7 thoughts on “Pollution In India”

  1. Much will depend on the next US election, this year and 2016. The Australians figured it out last September. Kevin Rudd was elected in 2007 on a green platform but shortly after taking office was educated on what his plans would do to electricity rates and he quickly changed the program.

    I don’t think Obama is as educable as Rudd was and I am concerned that US voters are not as responsible as the Australians. I guess we will see in November. Whatever you think about Bill Clinton, he was smart enough to see which way the wind was blowing in 1994. I don’t think Obama is or that Hillary is.

  2. Over the past six months I have been placing my long term bets and they are on nat gas. I suspect I will continue to do so for the next 6 months, or maybe 6 years.

    Four days ago even the left of center Bloomberg News acknowledged fracking’s beneficial impact on Treasuries. The thought of quantitative easing — sans fracking boom — would be an interesting scenario to explore.

    http://www.bloomberg.com/news/2014-01-21/how-america-s-fracking-boom-is-helping-bolster-treasuries-demand.html

  3. When I worked selling canned sauces to restaurants as a salesman in Pittsburgh in 1960 I started my calls at 6:00 am. The air was so dirty that by noon I had to change my white shirt because it was grey and dirty.

    Pittsburgh cleaned up the air in the seventies by closing down the steel mills. The mills left town and went to India and China. A lot of Pittsburgers were left unemployed. Some left town, but many stayed and are still unemployed.

  4. “but many stayed and are still unemployed.”

    But they have clean air.

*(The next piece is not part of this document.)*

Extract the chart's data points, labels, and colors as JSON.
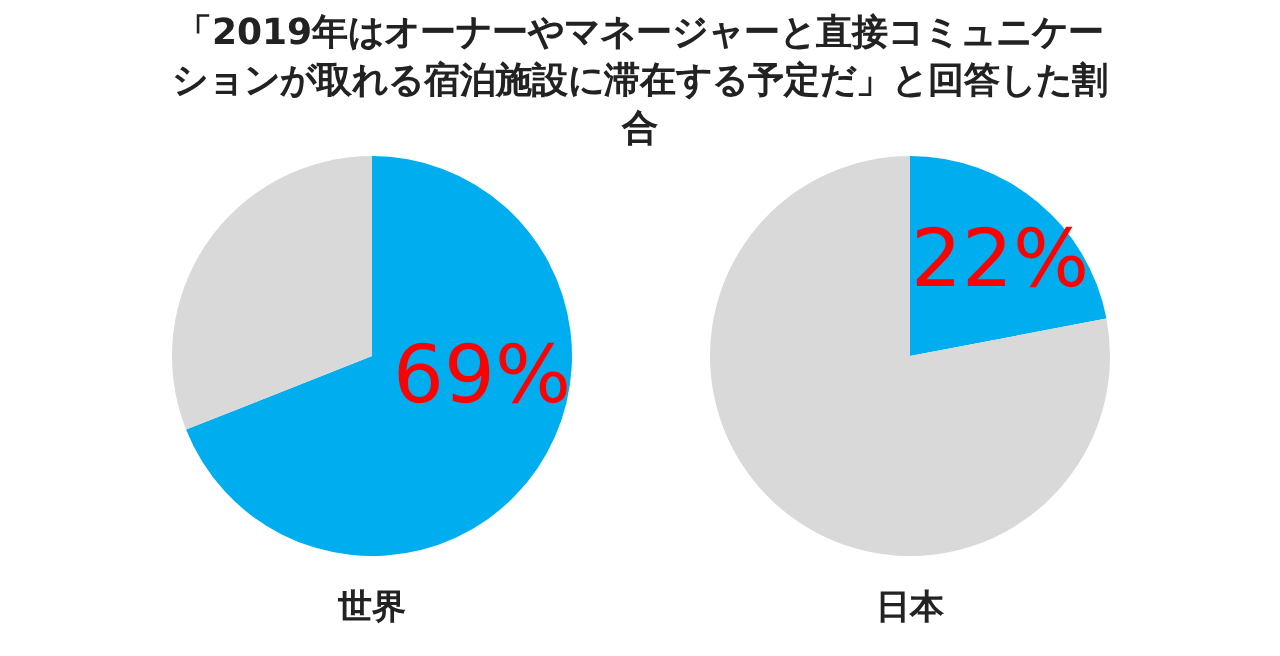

When Obama gets finished with the coal industry, and if he gets his way with oil, we will all have clean air and no jobs. He has invented a perpetual motion machine. Just as good as all the others that went before.

  5. The decline in traditional Big Steel wasn’t *all* due to offshoring…don’t have exact numbers handy, but part of it was due to the rise of mini-mills, which produce steel from scrap rather than from iron ore. Nucor was one example of a pioneering mini-mill-based company.

  6. We have a number of pathways to clean power, at which point the actual mass of pro-environment greens that are the low-information footsoldiers are going to be surprised to find how many luddites there are in their movement.

    Fusion seems to be quietly making progress but it’s been doing that for decades. Unless one of the small fusion underdogs pulls a rabbit out of the hat (I’m looking at you emc2fusion) it’s likely going to continue to make quiet small strides for many years to come.

    With radical reductions in lift costs looking to be coming up with SpaceX and its new space competitors, some of the orbital power solutions might be worth taking a second look at. Solar power gets less ridiculous once you don’t have an atmosphere between the sun and the generation plant, though getting that power back down to the surface will have its own challenges.

    Modern design mini fission reactors look to be promising and a good bet to reasonable power costs so long as they’re objectively assessed.

    We should be able to run scenarios, identify the relevant variables and see what’s missing, where the progress is being made and given past rates of progress, when it is realistic to hope that we can end the oil age without going back to the pre-industrial era. I’m actually kind of surprised nobody does this at present (or do they and I’ve missed it?)

  7. }}} though getting that power back down to the surface will have its own challenges.

    While I am not adamantly against SPS, esp. since it implies a booming space industry and a steady, long-term presence in space and at least regular translunar travel (you aren’t going to make SPS by shipping the stuff out of THIS gravity well), it’s a pretty big and somewhat risky investment, to contrast what small nukes can almost certainly do cheaply, cleanly, and safely.

    And it won’t be safe from the Green Luddites. The only obvious way to get the power back to earth is to beam it down via microwaves, and the LIVs are very susceptible to ridiculous claims about “radiation”. I mean, “if it cooks our food, how the hell could microwaves ever be safe??”

    Explaining that to the LIVs is going to be a lot tougher than explaining fracking.